Aku berlalu meninggalkan mereka setelah membayar belanjaan dan berpamitan pada Mang Usuf dan Ibu-ibu komplek lain yang masih sibuk bercerita. Kak Lastri dan Ayu masih sibuk membuka kisah tentangku, namun ada beberapa Ibu-ibu yang juga ikut meninggalkan mereka. 

"Assalamualaikum," ucapku pelan, kemudian masuk ke dalam dan menuju dapur, ku masukkan semua bahan makanan yang baru saja ku beli dari Mang Usuf ke dalam kulkas, sangat tak berselera aku memasak bahkan menyentuhnya saja enggan. Tiba-tiba aku merasa kehilangan kewajiban atas keluarga ini, untuk apa aku membuat tubuhku lelah hanya untuk melayani orang-orang tak tau terima kasih seperti mereka. 

Aku melangkahkan kaki menuju kamar, segera kututup dan ku kunci pintu kamarku. Lalu aku berbaring dan beristirahat. 

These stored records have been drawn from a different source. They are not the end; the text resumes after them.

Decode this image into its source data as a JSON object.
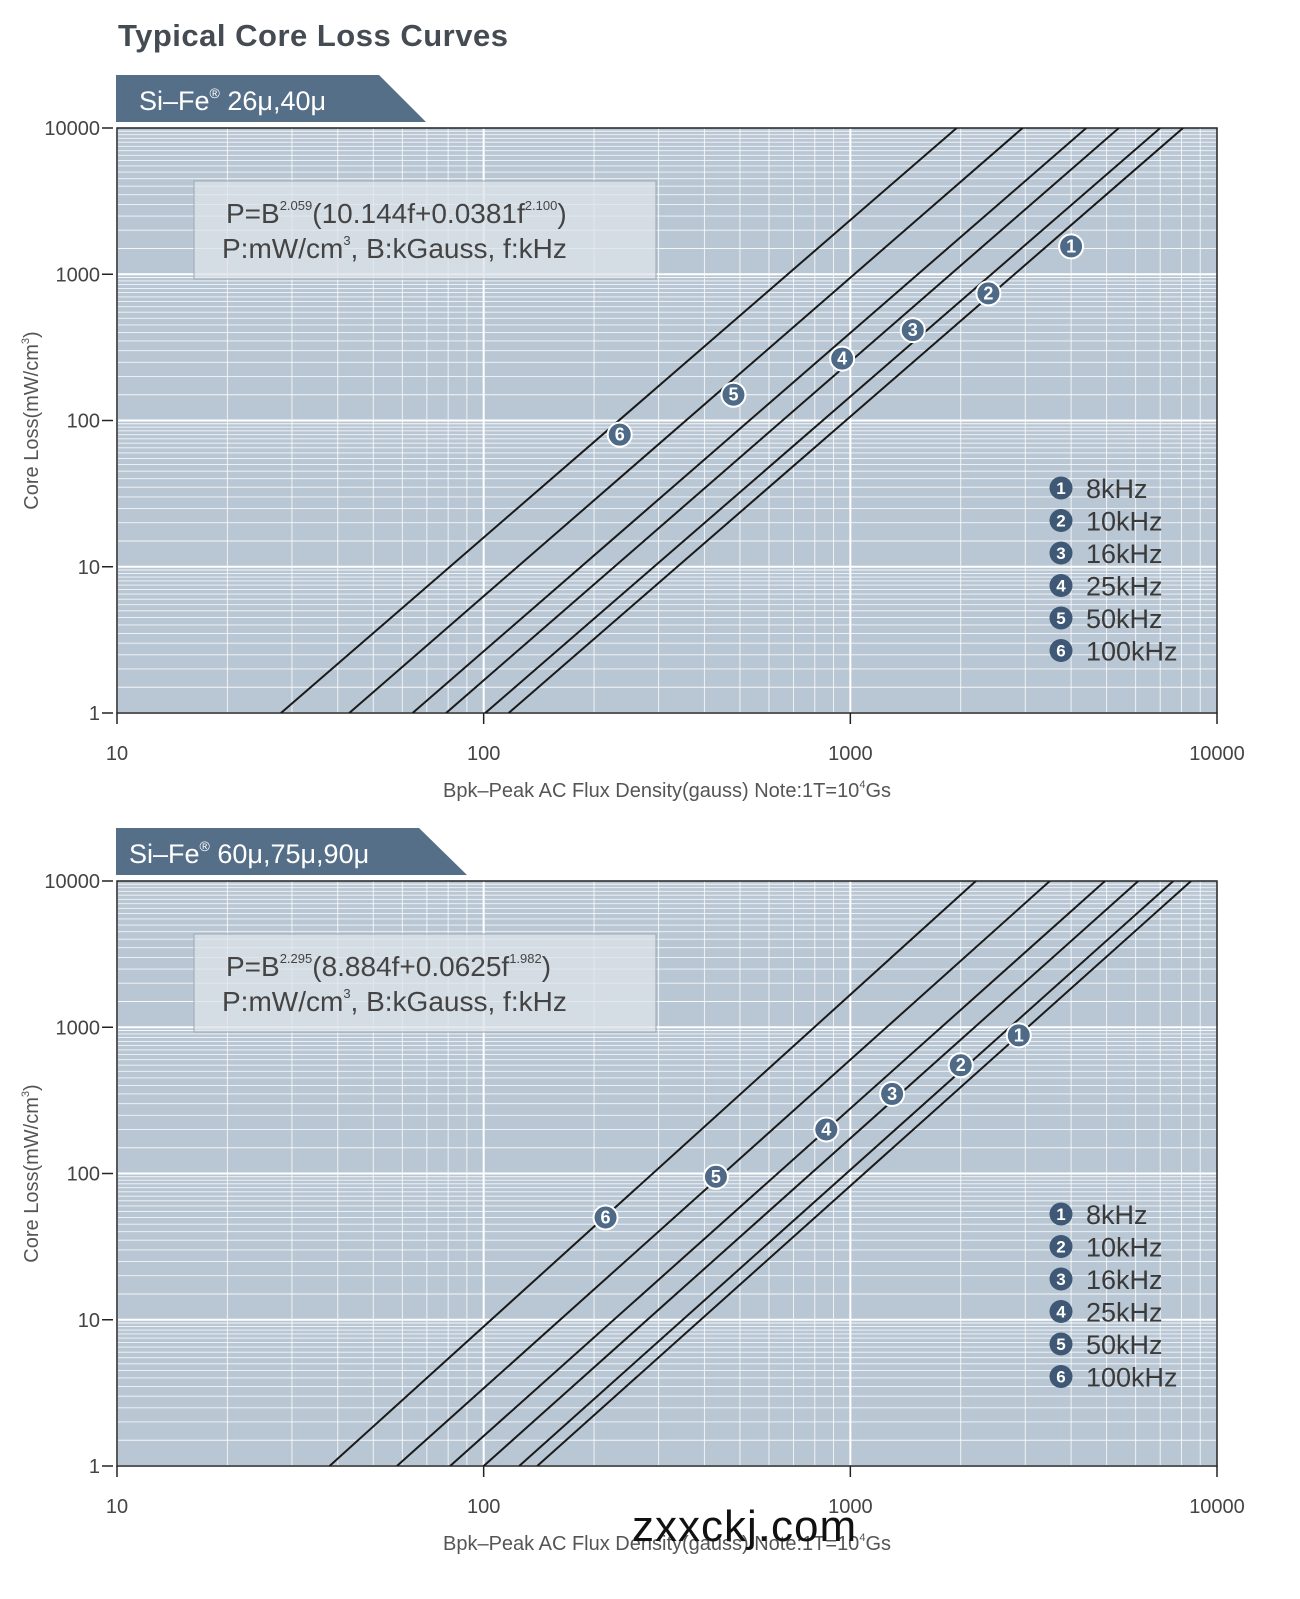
{
  "page": {
    "title": "Typical Core Loss Curves",
    "watermark": "zxxckj.com"
  },
  "chart_data": [
    {
      "type": "line",
      "title": "Si–Fe® 26μ,40μ",
      "title_parts": {
        "main": "Si–Fe",
        "reg": "®",
        "sub": " 26μ,40μ"
      },
      "formula": {
        "line1_pre": "P=B",
        "exp1": "2.059",
        "line1_mid": "(10.144f+0.0381f",
        "exp2": "2.100",
        "line1_post": ")",
        "line2_pre": "P:mW/cm",
        "exp3": "3",
        "line2_post": ",  B:kGauss,  f:kHz"
      },
      "xlabel_pre": "Bpk–Peak AC Flux Density(gauss) Note:1T=10",
      "xlabel_exp": "4",
      "xlabel_post": "Gs",
      "ylabel_pre": "Core Loss(mW/cm",
      "ylabel_exp": "3",
      "ylabel_post": ")",
      "xscale": "log",
      "yscale": "log",
      "xlim": [
        10,
        10000
      ],
      "ylim": [
        1,
        10000
      ],
      "xticks": [
        "10",
        "100",
        "1000",
        "10000"
      ],
      "yticks": [
        "1",
        "10",
        "100",
        "1000",
        "10000"
      ],
      "grid": true,
      "legend_position": "right",
      "series": [
        {
          "id": "1",
          "name": "8kHz",
          "x": [
            117,
            8080
          ],
          "y": [
            1,
            10000
          ],
          "marker": [
            4000,
            1550
          ]
        },
        {
          "id": "2",
          "name": "10kHz",
          "x": [
            101,
            7000
          ],
          "y": [
            1,
            10000
          ],
          "marker": [
            2380,
            740
          ]
        },
        {
          "id": "3",
          "name": "16kHz",
          "x": [
            79,
            5400
          ],
          "y": [
            1,
            10000
          ],
          "marker": [
            1480,
            415
          ]
        },
        {
          "id": "4",
          "name": "25kHz",
          "x": [
            64,
            4400
          ],
          "y": [
            1,
            10000
          ],
          "marker": [
            950,
            265
          ]
        },
        {
          "id": "5",
          "name": "50kHz",
          "x": [
            43,
            2950
          ],
          "y": [
            1,
            10000
          ],
          "marker": [
            480,
            150
          ]
        },
        {
          "id": "6",
          "name": "100kHz",
          "x": [
            28,
            1950
          ],
          "y": [
            1,
            10000
          ],
          "marker": [
            235,
            80
          ]
        }
      ]
    },
    {
      "type": "line",
      "title": "Si–Fe® 60μ,75μ,90μ",
      "title_parts": {
        "main": "Si–Fe",
        "reg": "®",
        "sub": " 60μ,75μ,90μ"
      },
      "formula": {
        "line1_pre": "P=B",
        "exp1": "2.295",
        "line1_mid": "(8.884f+0.0625f",
        "exp2": "1.982",
        "line1_post": ")",
        "line2_pre": "P:mW/cm",
        "exp3": "3",
        "line2_post": ",  B:kGauss,  f:kHz"
      },
      "xlabel_pre": "Bpk–Peak AC Flux Density(gauss) Note:1T=10",
      "xlabel_exp": "4",
      "xlabel_post": "Gs",
      "ylabel_pre": "Core Loss(mW/cm",
      "ylabel_exp": "3",
      "ylabel_post": ")",
      "xscale": "log",
      "yscale": "log",
      "xlim": [
        10,
        10000
      ],
      "ylim": [
        1,
        10000
      ],
      "xticks": [
        "10",
        "100",
        "1000",
        "10000"
      ],
      "yticks": [
        "1",
        "10",
        "100",
        "1000",
        "10000"
      ],
      "grid": true,
      "legend_position": "right",
      "series": [
        {
          "id": "1",
          "name": "8kHz",
          "x": [
            140,
            8500
          ],
          "y": [
            1,
            10000
          ],
          "marker": [
            2880,
            880
          ]
        },
        {
          "id": "2",
          "name": "10kHz",
          "x": [
            125,
            7600
          ],
          "y": [
            1,
            10000
          ],
          "marker": [
            2000,
            550
          ]
        },
        {
          "id": "3",
          "name": "16kHz",
          "x": [
            100,
            6100
          ],
          "y": [
            1,
            10000
          ],
          "marker": [
            1300,
            350
          ]
        },
        {
          "id": "4",
          "name": "25kHz",
          "x": [
            81,
            4950
          ],
          "y": [
            1,
            10000
          ],
          "marker": [
            860,
            200
          ]
        },
        {
          "id": "5",
          "name": "50kHz",
          "x": [
            58,
            3500
          ],
          "y": [
            1,
            10000
          ],
          "marker": [
            430,
            95
          ]
        },
        {
          "id": "6",
          "name": "100kHz",
          "x": [
            38,
            2200
          ],
          "y": [
            1,
            10000
          ],
          "marker": [
            215,
            50
          ]
        }
      ]
    }
  ]
}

"AYRA !!!" suara teriakan di luar kamar membuatku sangat terkejut, aku melihat jam, ternyata sudah pukul tiga sore. Aku segera bangun dan membuka pintu kamar. Terlihat tiga algojo yang siap memenggal kepalaku, dengan mata yang membesar, kulit wajah yang memerah, itu saja sudah sangat cukup menandakan bahwa mereka sangat marah padaku saat ini. 

"Allahu akbar, kenapa sih manggil Ayra harus teriak-teriak kayak pemadam kebakaran pengen ngosongin jalan tau gak," sahutku pelan sembari terus mengucek kedua mataku, masih sangat terasa panas dan mengantuk rasanya, namun aku harus menghadapi tiga orang penyihir di depanku ini. 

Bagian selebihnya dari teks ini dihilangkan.